100% Design – 2012 Predictions
Tim Parry Williams just sent out this link to the ‘100% design’ website. I am interested by Ghislaine Wood’s predictions about the future for design in 2012. This reinforces my own views about the importance of keeping the craft skills we have alive, in worsted weaving for one as well as translating those skills through the innovative use of technology. The website reports:
Ghislaine Wood, V&A, co-curator of British Design 1948 – 2012, Innovation in the Modern Age, 31 March – 12 August 2012. This exhibition will celebrate the best of British post-war art and design from the 1948 ‘austerity’ Games to the summer of 2012.

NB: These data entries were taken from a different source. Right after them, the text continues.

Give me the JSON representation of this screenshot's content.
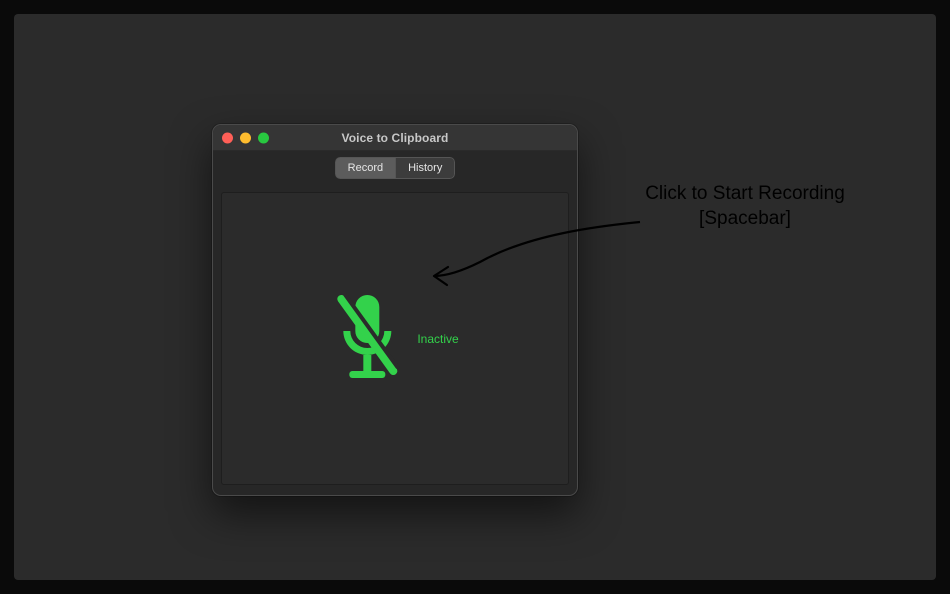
{
  "window": {
    "title": "Voice to Clipboard",
    "tabs": {
      "record": "Record",
      "history": "History"
    },
    "status_label": "Inactive"
  },
  "annotation": {
    "line1": "Click to Start Recording",
    "line2": "[Spacebar]"
  },
  "colors": {
    "accent_green": "#33d24b"
  }
}
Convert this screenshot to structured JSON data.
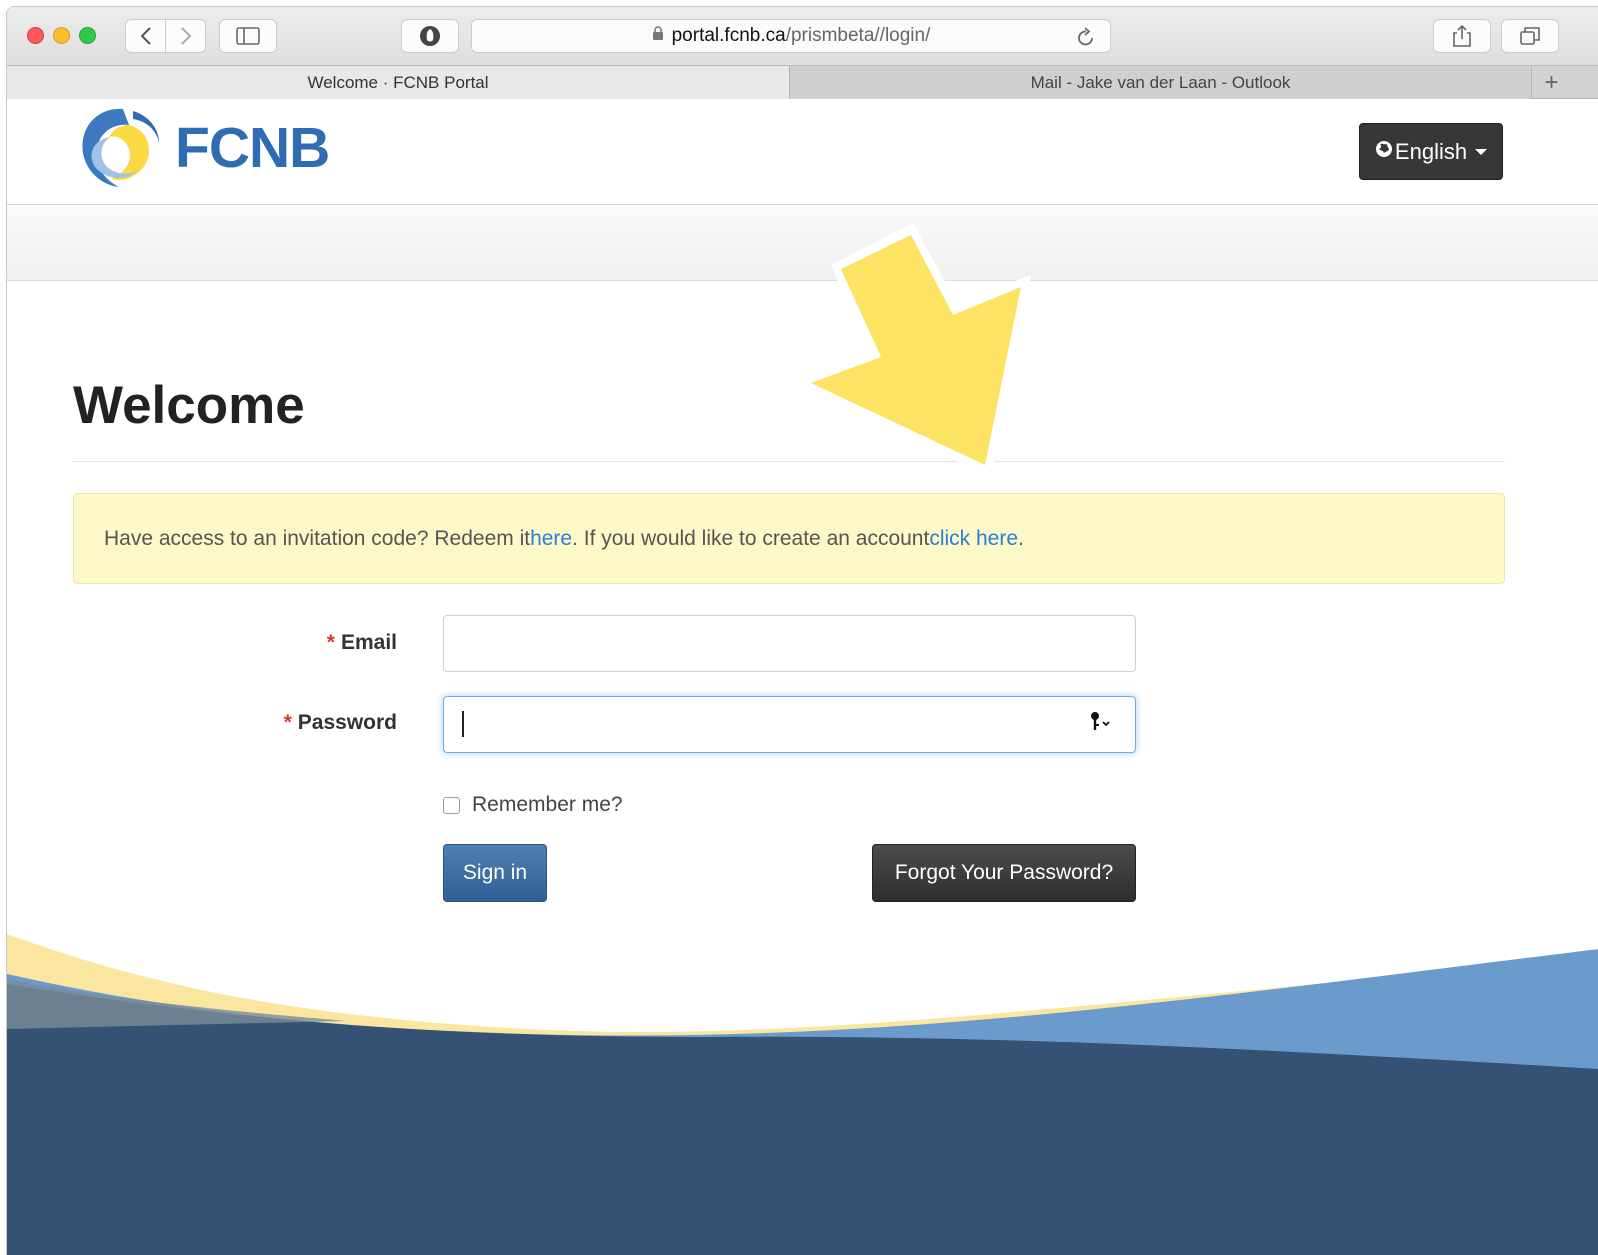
{
  "browser": {
    "address": {
      "domain": "portal.fcnb.ca",
      "path": "/prismbeta//login/"
    },
    "tabs": [
      {
        "label": "Welcome  · FCNB Portal",
        "active": true
      },
      {
        "label": "Mail - Jake van der Laan - Outlook",
        "active": false
      }
    ],
    "add_tab_label": "+"
  },
  "header": {
    "logo_text": "FCNB",
    "language_button": "English"
  },
  "main": {
    "title": "Welcome",
    "alert": {
      "text_1": "Have access to an invitation code? Redeem it ",
      "link_1": "here",
      "text_2": ". If you would like to create an account ",
      "link_2": "click here",
      "text_3": "."
    },
    "form": {
      "email_label": "Email",
      "password_label": "Password",
      "required_marker": "*",
      "email_value": "",
      "password_value": "",
      "remember_label": "Remember me?",
      "sign_in_label": "Sign in",
      "forgot_label": "Forgot Your Password?"
    }
  },
  "colors": {
    "brand_blue": "#2e6db3",
    "brand_yellow": "#fbe36a",
    "link_blue": "#2b7fd6",
    "alert_bg": "#fcf8c7",
    "footer_navy": "#355275"
  },
  "icons": [
    "lock-icon",
    "reload-icon",
    "share-icon",
    "tabs-overview-icon",
    "sidebar-icon",
    "shield-icon",
    "globe-icon",
    "key-icon",
    "annotation-arrow"
  ]
}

“It is a fascinating time for design. Doing the research for the upcoming exhibition, which covers the 64 years between the last Olympic Games and London 2012, it was apparent that there have been several other periods of tension and austerity, and they haven’t necessarily been bad for design. The design community will always respond to change: indeed, it can be a catalyst. In the early 1980s we saw the growth of ‘creative salvage‘, motivated by emerging designers like Tom Dixon and Ron Arad, and there was a great spur to design activity. In the 1970s, the OPEC oil problem led to plastic being not available, which moved designers into hand-making.
I suspect the current move towards crafts and hand-making will continue, reflecting notions of authenticity. The disposable culture is not currently attractive, and I believe that the search for durability will also continue. But while longevity is an issue with some designers, there is also a trend for design to break down barriers, with phenomena like digital technology linking areas like lighting, decoration and communication; for example, with digital wallpaper becoming a domestic installation. This will continue to grow and surprise us. Craft and technology are now finding links, and migrating between each other in a most intriguing way. On the downside, I fear for the future of the British art school system, which has done so much to foster design.”